Bir ticaret şirketi, diğer bir ticaret şirketinin, doğrudan veya dolaylı olarak;
1. Oy haklarının çoğunluğuna sahipse veya
2. Şirket sözleşmesi uyarınca, yönetim organında karar alabilecek çoğunluğu oluşturan sayıda üyenin seçimini sağlayabilmek hakkını haizse veya
3. Kendi oy hakları yanında, bir sözleşmeye dayanarak, tek başına veya diğer pay sahipleri ya da ortaklarla birlikte, oy haklarının çoğunluğunu oluşturuyorsa, b) Bir ticaret şirketi, diğer bir ticaret şirketini, bir sözleşme gereğince veya başka bir yolla hâkimiyeti altında tutabiliyorsa, birinci şirket hâkim, diğeri bağlı şirkettir. Bu şirketlerden en az birinin merkezi Türkiye'de ise, 6102 sayılı Türk Ticaret Kanunundaki şirketler topluluğuna ilişkin hükümler uygulanır (m.195 vd.)

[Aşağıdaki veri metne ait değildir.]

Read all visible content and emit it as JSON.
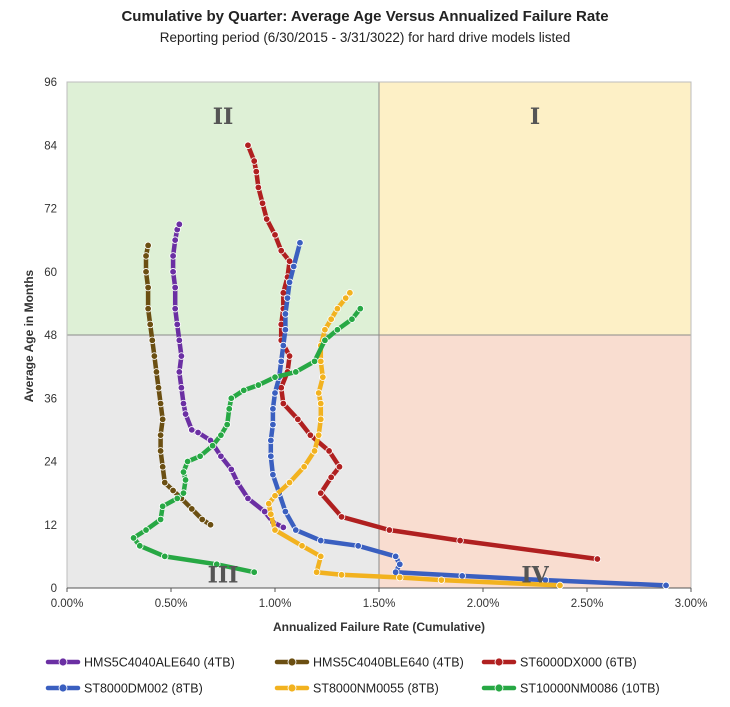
{
  "chart_data": {
    "type": "line",
    "title": "Cumulative by Quarter: Average Age Versus Annualized Failure Rate",
    "subtitle": "Reporting period (6/30/2015 - 3/31/3022) for hard drive models listed",
    "xlabel": "Annualized Failure Rate (Cumulative)",
    "ylabel": "Average Age in Months",
    "xlim": [
      0,
      3.0
    ],
    "ylim": [
      0,
      96
    ],
    "x_ticks": [
      "0.00%",
      "0.50%",
      "1.00%",
      "1.50%",
      "2.00%",
      "2.50%",
      "3.00%"
    ],
    "y_ticks": [
      "0",
      "12",
      "24",
      "36",
      "48",
      "60",
      "72",
      "84",
      "96"
    ],
    "quadrants": [
      {
        "label": "I",
        "color": "#fdf0c6"
      },
      {
        "label": "II",
        "color": "#def0d6"
      },
      {
        "label": "III",
        "color": "#e9e9e9"
      },
      {
        "label": "IV",
        "color": "#f9ddd0"
      }
    ],
    "quadrant_split": {
      "x": 1.5,
      "y": 48
    },
    "legend_position": "bottom",
    "series": [
      {
        "name": "HMS5C4040ALE640 (4TB)",
        "color": "#6b2fa3",
        "points": [
          [
            1.04,
            11.5
          ],
          [
            0.99,
            12.5
          ],
          [
            0.95,
            14.5
          ],
          [
            0.87,
            17
          ],
          [
            0.82,
            20
          ],
          [
            0.79,
            22.5
          ],
          [
            0.74,
            25
          ],
          [
            0.69,
            28
          ],
          [
            0.63,
            29.5
          ],
          [
            0.6,
            30
          ],
          [
            0.57,
            33
          ],
          [
            0.56,
            35
          ],
          [
            0.55,
            38
          ],
          [
            0.54,
            41
          ],
          [
            0.55,
            44
          ],
          [
            0.54,
            47
          ],
          [
            0.53,
            50
          ],
          [
            0.52,
            53
          ],
          [
            0.52,
            57
          ],
          [
            0.51,
            60
          ],
          [
            0.51,
            63
          ],
          [
            0.52,
            66
          ],
          [
            0.53,
            68
          ],
          [
            0.54,
            69
          ]
        ]
      },
      {
        "name": "HMS5C4040BLE640 (4TB)",
        "color": "#6b4f12",
        "points": [
          [
            0.69,
            12
          ],
          [
            0.65,
            13
          ],
          [
            0.6,
            15
          ],
          [
            0.55,
            17
          ],
          [
            0.51,
            18.5
          ],
          [
            0.47,
            20
          ],
          [
            0.46,
            23
          ],
          [
            0.45,
            26
          ],
          [
            0.45,
            29
          ],
          [
            0.46,
            32
          ],
          [
            0.45,
            35
          ],
          [
            0.44,
            38
          ],
          [
            0.43,
            41
          ],
          [
            0.42,
            44
          ],
          [
            0.41,
            47
          ],
          [
            0.4,
            50
          ],
          [
            0.39,
            53
          ],
          [
            0.39,
            57
          ],
          [
            0.38,
            60
          ],
          [
            0.38,
            63
          ],
          [
            0.39,
            65
          ]
        ]
      },
      {
        "name": "ST6000DX000 (6TB)",
        "color": "#b02020",
        "points": [
          [
            2.55,
            5.5
          ],
          [
            1.89,
            9
          ],
          [
            1.55,
            11
          ],
          [
            1.32,
            13.5
          ],
          [
            1.22,
            18
          ],
          [
            1.27,
            21
          ],
          [
            1.31,
            23
          ],
          [
            1.26,
            26
          ],
          [
            1.17,
            29
          ],
          [
            1.11,
            32
          ],
          [
            1.04,
            35
          ],
          [
            1.03,
            38
          ],
          [
            1.06,
            41
          ],
          [
            1.07,
            44
          ],
          [
            1.03,
            47
          ],
          [
            1.03,
            50
          ],
          [
            1.04,
            53
          ],
          [
            1.04,
            56
          ],
          [
            1.06,
            59
          ],
          [
            1.07,
            62
          ],
          [
            1.03,
            64
          ],
          [
            1.0,
            67
          ],
          [
            0.96,
            70
          ],
          [
            0.94,
            73
          ],
          [
            0.92,
            76
          ],
          [
            0.91,
            79
          ],
          [
            0.9,
            81
          ],
          [
            0.87,
            84
          ]
        ]
      },
      {
        "name": "ST8000DM002 (8TB)",
        "color": "#3a5fc0",
        "points": [
          [
            2.88,
            0.5
          ],
          [
            2.3,
            1.5
          ],
          [
            1.9,
            2.3
          ],
          [
            1.58,
            3
          ],
          [
            1.6,
            4.5
          ],
          [
            1.58,
            6
          ],
          [
            1.4,
            8
          ],
          [
            1.22,
            9
          ],
          [
            1.1,
            11
          ],
          [
            1.05,
            14.5
          ],
          [
            1.02,
            18
          ],
          [
            0.99,
            21.5
          ],
          [
            0.98,
            25
          ],
          [
            0.98,
            28
          ],
          [
            0.99,
            31
          ],
          [
            0.99,
            34
          ],
          [
            1.0,
            37
          ],
          [
            1.02,
            40
          ],
          [
            1.03,
            43
          ],
          [
            1.04,
            46
          ],
          [
            1.05,
            49
          ],
          [
            1.05,
            52
          ],
          [
            1.06,
            55
          ],
          [
            1.07,
            58
          ],
          [
            1.09,
            61
          ],
          [
            1.12,
            65.5
          ]
        ]
      },
      {
        "name": "ST8000NM0055 (8TB)",
        "color": "#f2b21f",
        "points": [
          [
            2.37,
            0.5
          ],
          [
            1.8,
            1.5
          ],
          [
            1.6,
            2
          ],
          [
            1.32,
            2.5
          ],
          [
            1.2,
            3
          ],
          [
            1.22,
            6
          ],
          [
            1.13,
            8
          ],
          [
            1.0,
            11
          ],
          [
            0.98,
            14
          ],
          [
            0.97,
            16
          ],
          [
            1.0,
            17.5
          ],
          [
            1.07,
            20
          ],
          [
            1.14,
            23
          ],
          [
            1.19,
            26
          ],
          [
            1.21,
            29
          ],
          [
            1.22,
            32
          ],
          [
            1.22,
            35
          ],
          [
            1.21,
            37
          ],
          [
            1.23,
            40
          ],
          [
            1.22,
            43
          ],
          [
            1.22,
            46
          ],
          [
            1.24,
            49
          ],
          [
            1.27,
            51
          ],
          [
            1.3,
            53
          ],
          [
            1.34,
            55
          ],
          [
            1.36,
            56
          ]
        ]
      },
      {
        "name": "ST10000NM0086 (10TB)",
        "color": "#27a844",
        "points": [
          [
            0.9,
            3
          ],
          [
            0.72,
            4.5
          ],
          [
            0.47,
            6
          ],
          [
            0.35,
            8
          ],
          [
            0.32,
            9.5
          ],
          [
            0.38,
            11
          ],
          [
            0.45,
            13
          ],
          [
            0.46,
            15.5
          ],
          [
            0.53,
            17
          ],
          [
            0.56,
            18
          ],
          [
            0.57,
            20.5
          ],
          [
            0.56,
            22
          ],
          [
            0.58,
            24
          ],
          [
            0.64,
            25
          ],
          [
            0.7,
            27
          ],
          [
            0.74,
            29
          ],
          [
            0.77,
            31
          ],
          [
            0.78,
            34
          ],
          [
            0.79,
            36
          ],
          [
            0.85,
            37.5
          ],
          [
            0.92,
            38.5
          ],
          [
            1.0,
            40
          ],
          [
            1.1,
            41
          ],
          [
            1.19,
            43
          ],
          [
            1.24,
            47
          ],
          [
            1.3,
            49
          ],
          [
            1.37,
            51
          ],
          [
            1.41,
            53
          ]
        ]
      }
    ]
  }
}
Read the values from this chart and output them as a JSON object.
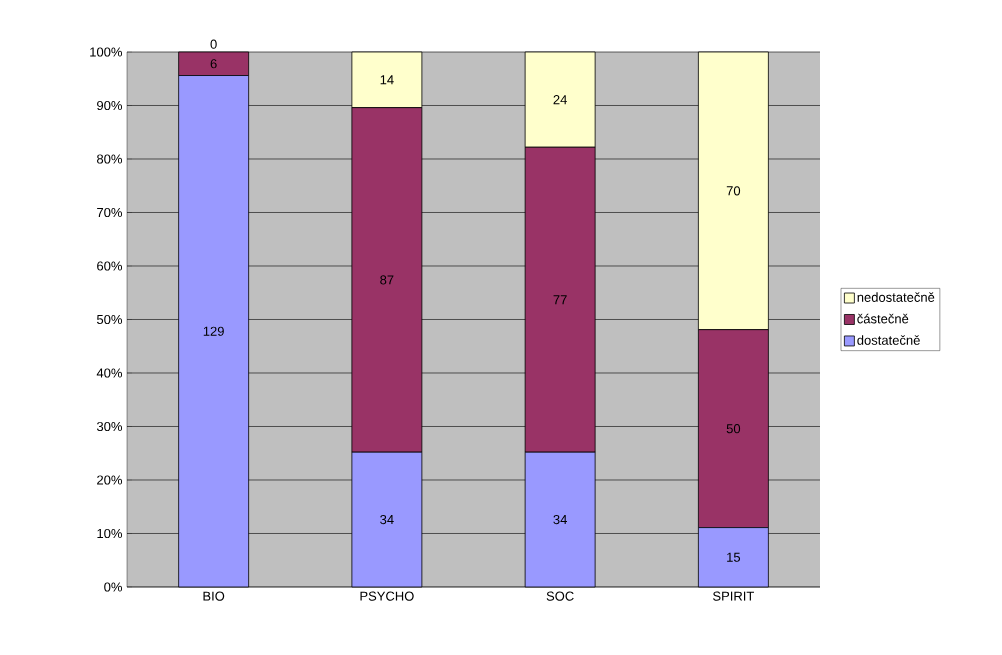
{
  "chart_data": {
    "type": "bar",
    "stacked": true,
    "categories": [
      "BIO",
      "PSYCHO",
      "SOC",
      "SPIRIT"
    ],
    "series": [
      {
        "name": "dostatečně",
        "color": "#9999ff",
        "values": [
          95.6,
          25.2,
          25.2,
          11.1
        ]
      },
      {
        "name": "částečně",
        "color": "#993366",
        "values": [
          4.4,
          64.4,
          57.0,
          37.0
        ]
      },
      {
        "name": "nedostatečně",
        "color": "#ffffcc",
        "values": [
          0,
          10.4,
          17.8,
          51.9
        ]
      }
    ],
    "annotations": [
      "129",
      "6",
      "0",
      "34",
      "87",
      "14",
      "34",
      "77",
      "24",
      "15",
      "50",
      "70"
    ],
    "ylim": [
      0,
      100
    ],
    "yticks": [
      {
        "value": 0,
        "label": "0%"
      },
      {
        "value": 10,
        "label": "10%"
      },
      {
        "value": 20,
        "label": "20%"
      },
      {
        "value": 30,
        "label": "30%"
      },
      {
        "value": 40,
        "label": "40%"
      },
      {
        "value": 50,
        "label": "50%"
      },
      {
        "value": 60,
        "label": "60%"
      },
      {
        "value": 70,
        "label": "70%"
      },
      {
        "value": 80,
        "label": "80%"
      },
      {
        "value": 90,
        "label": "90%"
      },
      {
        "value": 100,
        "label": "100%"
      }
    ],
    "grid": "y",
    "legend": "right"
  }
}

Bununla beraber, yasal düzlemde olmayıp da, fiili olarak şirketler topluluğunun özelliklerini taşıyan hukuki ilişkilerin varlığı halinde de şirketler topluluğu kapsamında değerlendirilir. Aşağıdaki somut olay, bunun bir örneğini göstermektedir.
Toplum hayatında bazı kişilerin şirket adına para istediği, istendiğinde geri alabileceği ve yüksek oranda kâr payı verileceği vaadi ile vatandaşlardan belge karşılığında para alındığı ve ayrıca karşılığında şirket paylarından verildiği olaylar yaşanmaktadır. Tahmin edileceği üzere, sonradan vatandaşın talebine rağmen bu para kendisine ödenmemektedir. Bu şekilde, kanuna aykırı olarak binlerce kişi kandırılarak mevduat toplanmakta, alınan para nedeniyle de vatandaşın şirket ortağı yapılması hukuken mümkün olmamaktadır. Bu durumda, zarara uğrayan kişilerin kandıran şirketten söz konusu paranın geri alınması için yapılan soruşturmada, paranın transfer yolu ile bir başka şirkete aktarıldığı ve kandıran şirketin bünyesinde herhangi bir malvarlığının olmadığı tespit olunmaktadır.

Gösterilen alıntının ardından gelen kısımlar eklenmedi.